Once they had taken their inventory, the time had come for the group to part company. Danniella and Tina were destined for Down Street Research Laboratory, and the others for the Bunker. There would be almost fifty miles separating their destinations: fifty miles that included London, the most densely populated area of the country, and now a stronghold of the undead. Assuming they made it to their goals (which felt like a big assumption) there would be a whole world between them: their chances of ever meeting again were millions to one.
The moment of their separation felt momentous, but there was no time to bid emotional farewells, or make speeches about how much they had come to rely on each other. They drove to a car park that appeared quiet, and hotwired a new car for Danniella and Tina. It was small, but they were relieved to see it had an almost full tank of petrol; the moment the engine started they each ran back to their separate cars to drive through an advancing crowd of zombies. Tina was driving, Danniella looked back wistfully at the car they had recently vacated, with Will, Siobhan and Arlene driving away forever.
She put her hand up to the cold of the window.
“Goodbye my friends.” As their car disappeared from sight Danniella wished she could believe in an afterlife where they could meet one day in the sweet by-and-by; “But then again,” she whispered to herself, “six months ago I didn’t believe in zombies.”
C
hapter Eight
Let’s go Shopping
Will, Siobhan, and Arlene were shopping.
Shopping had taken on a whole new meaning since the Apocalypse. Cash and credit cards were no longer necessary: the new currency was weaponry and utter terror.
They had managed to slip into a shop called ‘Indoor Jungle’ where they picked up all the daylight simulation lamps they would ever need. It had been relatively. They had entered through an upstairs window, the car circling the block while the shoppers explored indoors. The original inhabitants seemed to have killed themselves after the food had run out. There were luxuriant marijuana plants (Arlene picked all the leaves and stuck them, bulging into her jacket pockets) but there appeared to have been no wherewithal to grow fruit, pulses or vegetables– unless their choice of weed over tomatoes had been deliberate. There was soil, fertiliser and indoor-gardening guidebooks (albeit focused on the growing of narcotics) and everything they would need to set up an underground vegetable patch.
Solar panels were another matter, they would have to visit yet another industrial estate. They found a business directory in the ‘Indoor Jungle,’ and located a few which stocked solar panels. They picked the option deepest in the countryside and set off.
The Bunker had its own water supply, so dried foods were particularly useful. They stopped off at a garage shop where all the tinned food had been looted, but with no water and power the rice and pasta had been left behind. This proved to be the situation in most of the shops they found.

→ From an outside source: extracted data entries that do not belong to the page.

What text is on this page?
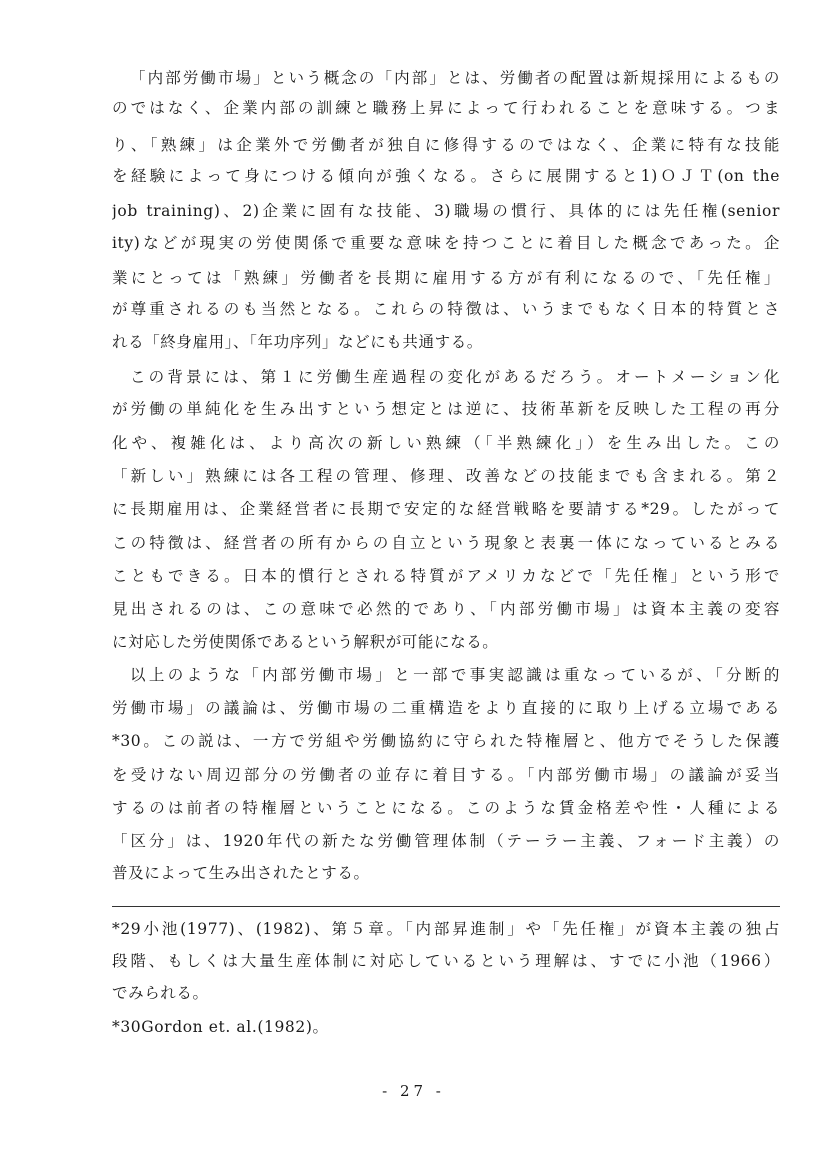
「内部労働市場」という概念の「内部」とは、労働者の配置は新規採用によるもの
のではなく、企業内部の訓練と職務上昇によって行われることを意味する。つま
り、「熟練」は企業外で労働者が独自に修得するのではなく、企業に特有な技能
を経験によって身につける傾向が強くなる。さらに展開すると1)ＯＪＴ(on the
job training)、2)企業に固有な技能、3)職場の慣行、具体的には先任権(senior
ity)などが現実の労使関係で重要な意味を持つことに着目した概念であった。企
業にとっては「熟練」労働者を長期に雇用する方が有利になるので、「先任権」
が尊重されるのも当然となる。これらの特徴は、いうまでもなく日本的特質とさ
れる「終身雇用」、「年功序列」などにも共通する。
この背景には、第１に労働生産過程の変化があるだろう。オートメーション化
が労働の単純化を生み出すという想定とは逆に、技術革新を反映した工程の再分
化や、複雑化は、より高次の新しい熟練（「半熟練化」）を生み出した。この
「新しい」熟練には各工程の管理、修理、改善などの技能までも含まれる。第２
に長期雇用は、企業経営者に長期で安定的な経営戦略を要請する*29。したがって
この特徴は、経営者の所有からの自立という現象と表裏一体になっているとみる
こともできる。日本的慣行とされる特質がアメリカなどで「先任権」という形で
見出されるのは、この意味で必然的であり、「内部労働市場」は資本主義の変容
に対応した労使関係であるという解釈が可能になる。
以上のような「内部労働市場」と一部で事実認識は重なっているが、「分断的
労働市場」の議論は、労働市場の二重構造をより直接的に取り上げる立場である
*30。この説は、一方で労組や労働協約に守られた特権層と、他方でそうした保護
を受けない周辺部分の労働者の並存に着目する。「内部労働市場」の議論が妥当
するのは前者の特権層ということになる。このような賃金格差や性・人種による
「区分」は、1920年代の新たな労働管理体制（テーラー主義、フォード主義）の
普及によって生み出されたとする。
*29小池(1977)、(1982)、第５章。「内部昇進制」や「先任権」が資本主義の独占
段階、もしくは大量生産体制に対応しているという理解は、すでに小池（1966）
でみられる。
*30Gordon et. al.(1982)。
- 27 -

Followed by a host of around two hundred zombies about 10 minutes behind them they approached a village. It seemed deserted: just a row of a dozen houses and a small shop that been no more than a house with a minor conversion to turn it into a small grocery store.
It was getting dark was they crept around. Once again there was no tinned food, and even the dog food (they was a large display proclaiming ‘Dog nibbles 2 for 1 Special Offer!’) had been looted.